Europe could be isolating itself from the world food market and risking food security by refusing to adopt new technologies, a leading figure in the US meat industry has warned.
Speaking to GlobalMeatNews.com at Sial 2012 in Paris this week, John Brook, US Meat Export Federation (USMEF) regional director for Europe, Russia and the Middle East, said that by maintaining a strict stance on technologies such as growth hormones and genetically modified organisms (GMOs), the EU could be “walking away from its moral obligation to feed the world”.
“The EU is absolutely entitled to continue with policies of no GMOs and growth promoters, but the world needs food to be produced in the most effective and sustainable way,” he said, adding that by refusing to embrace new technologies, the EU was pricing itself out of the market and making life difficult for exporters.
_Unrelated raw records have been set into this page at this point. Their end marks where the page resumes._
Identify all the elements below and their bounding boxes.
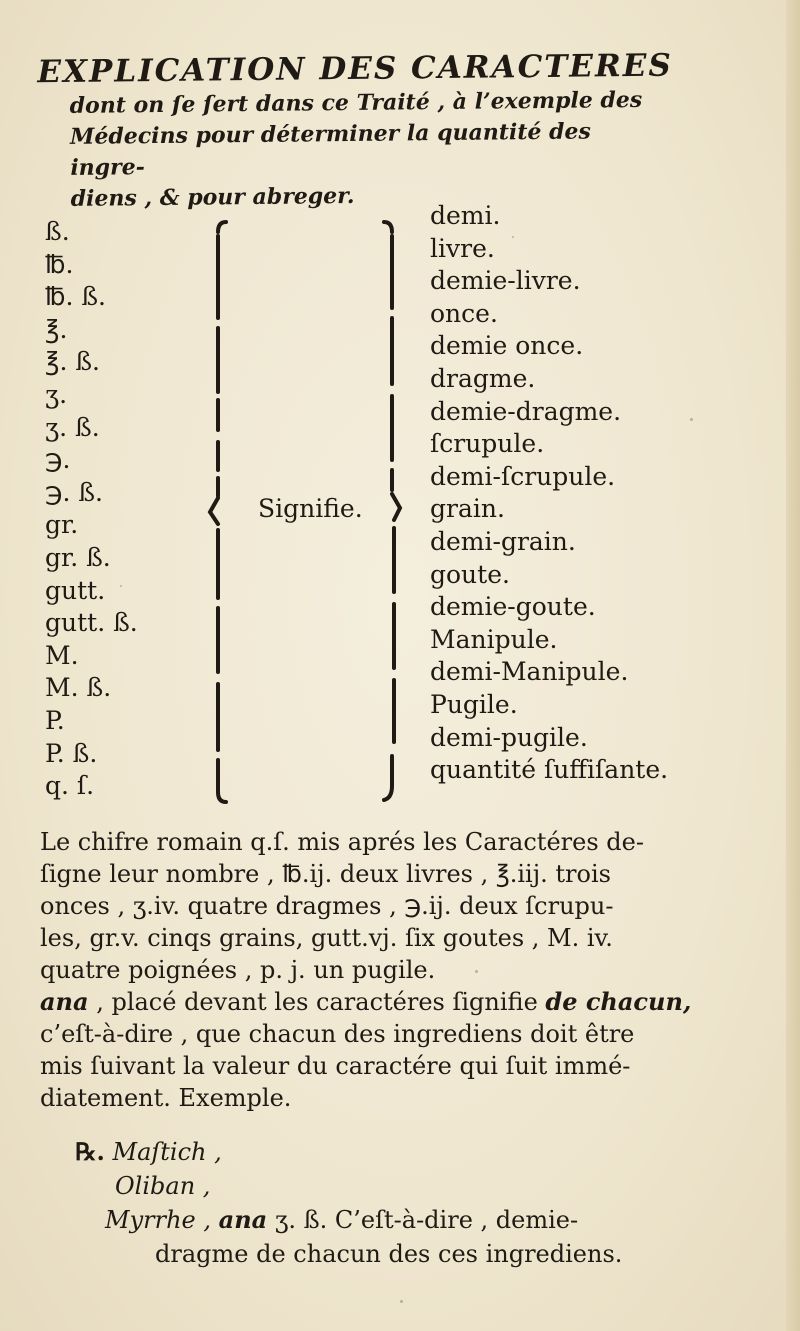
meaning-item: demi. [430, 201, 501, 230]
symbol-item: ʒ. [45, 379, 68, 409]
meaning-item: demie-goute. [430, 592, 596, 622]
meaning-item: demi-Manipule. [430, 657, 629, 687]
ana-line-text: , placé devant les caractéres ſignifie [88, 988, 546, 1016]
example-block [75, 1135, 675, 1271]
meaning-item: demi-grain. [430, 526, 576, 556]
ana-word: ana [40, 987, 89, 1016]
meaning-item: ſcrupule. [430, 429, 545, 459]
symbol-item: P. [45, 705, 65, 735]
symbol-item: M. ß. [45, 673, 112, 703]
page-title: EXPLICATION DES CARACTERES [37, 47, 673, 91]
paragraph-line: ſigne leur nombre , ℔.ij. deux livres , ℥.iij. trois [40, 860, 611, 888]
paragraph-line: mis ſuivant la valeur du caractére qui ſuit immé- [40, 1052, 631, 1080]
ana-line [40, 986, 692, 1018]
left-brace-point [210, 498, 218, 524]
right-brace-top [384, 222, 392, 232]
paragraph-line: diatement. Exemple. [40, 1084, 292, 1112]
symbol-item: ℥. [45, 314, 68, 344]
symbol-item: M. [45, 640, 79, 670]
paragraph-line: quatre poignées , p. j. un pugile. [40, 956, 436, 984]
symbol-item: gr. ß. [45, 542, 111, 572]
symbol-item: gr. [45, 510, 79, 540]
meaning-item: demie once. [430, 331, 584, 361]
left-brace-top [218, 222, 226, 232]
meaning-item: grain. [430, 494, 505, 524]
de-chacun-text: de chacun, [545, 987, 692, 1016]
example-dose: ʒ. ß. C’eſt-à-dire , demie- [267, 1206, 579, 1234]
subtitle-line-2: Médecins pour déterminer la quantité des ingre- [69, 118, 591, 181]
symbol-item: ℔. ß. [45, 282, 106, 312]
recipe-symbol: ℞. [75, 1137, 105, 1166]
example-line-4: dragme de chacun des ces ingrediens. [155, 1240, 623, 1268]
meaning-column [430, 200, 770, 787]
meaning-item: demi-pugile. [430, 722, 588, 752]
paragraph-line: onces , ʒ.iv. quatre dragmes , ℈.ij. deux ſcrupu- [40, 892, 614, 920]
symbol-item: ℥. ß. [45, 347, 100, 377]
right-brace-point [392, 494, 400, 520]
symbol-item: ℈. [45, 445, 71, 475]
subtitle-line-3: diens , & pour abreger. [70, 182, 355, 212]
example-line-2 [75, 1169, 675, 1203]
signifie-label: Signifie. [258, 494, 363, 523]
meaning-item: goute. [430, 559, 510, 589]
symbol-item: P. ß. [45, 738, 98, 768]
symbol-item: gutt. [45, 575, 106, 605]
paragraph-line: Le chifre romain q.ſ. mis aprés les Caractéres de- [40, 828, 644, 856]
subtitle-line-1: dont on ſe ſert dans ce Traité , à l’exemple des [69, 86, 643, 119]
example-item: Maſtich , [112, 1138, 222, 1166]
symbol-item: q. ſ. [45, 771, 95, 801]
meaning-item: Pugile. [430, 689, 518, 719]
right-brace-bottom [384, 786, 392, 800]
ana-word: ana [218, 1205, 268, 1234]
example-item: Oliban , [115, 1172, 211, 1200]
symbol-item: ℈. ß. [45, 477, 103, 507]
explanation-paragraph [40, 826, 692, 1114]
symbol-item: ʒ. ß. [45, 412, 100, 442]
example-line-1 [75, 1135, 675, 1169]
symbol-item: ℔. [45, 249, 74, 279]
left-brace-bottom [218, 792, 226, 802]
example-line-3 [75, 1203, 675, 1237]
paragraph-line: c’eſt-à-dire , que chacun des ingrediens doit être [40, 1020, 635, 1048]
symbol-item: gutt. ß. [45, 608, 138, 638]
meaning-item: quantité ſuffiſante. [430, 755, 669, 785]
symbol-item: ß. [45, 217, 70, 246]
meaning-item: livre. [430, 233, 495, 263]
meaning-item: dragme. [430, 363, 536, 393]
meaning-item: once. [430, 298, 498, 328]
meaning-item: demi-ſcrupule. [430, 461, 616, 491]
meaning-item: demie-dragme. [430, 396, 622, 426]
meaning-item: Manipule. [430, 624, 558, 654]
paragraph-line: les, gr.v. cinqs grains, gutt.vj. ſix goutes , M. iv. [40, 924, 613, 952]
example-item: Myrrhe , [105, 1206, 211, 1234]
meaning-item: demie-livre. [430, 266, 581, 296]
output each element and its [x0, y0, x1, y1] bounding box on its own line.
Brook said US exporters had “made their peace” with the EU over the use of hormones for now, but that issues such as the use of ractopamine and lactic acid washing of beef carcases remained as barriers to trade.
He pointed out that disagreements between the US and EU on food safety and welfare issues could have an impact on future free trade negotiations between the two countries, with the EU already suggesting an agreement that excluded agriculture.
However, he added there were indications that people at a “very high political level” were in favour of a free trade agreement, with the estimated benefits so big that a compromise on agriculture could be possible.
Negotiations on free trade are not likely to begin until February next year, after the US presidential election and the interim period.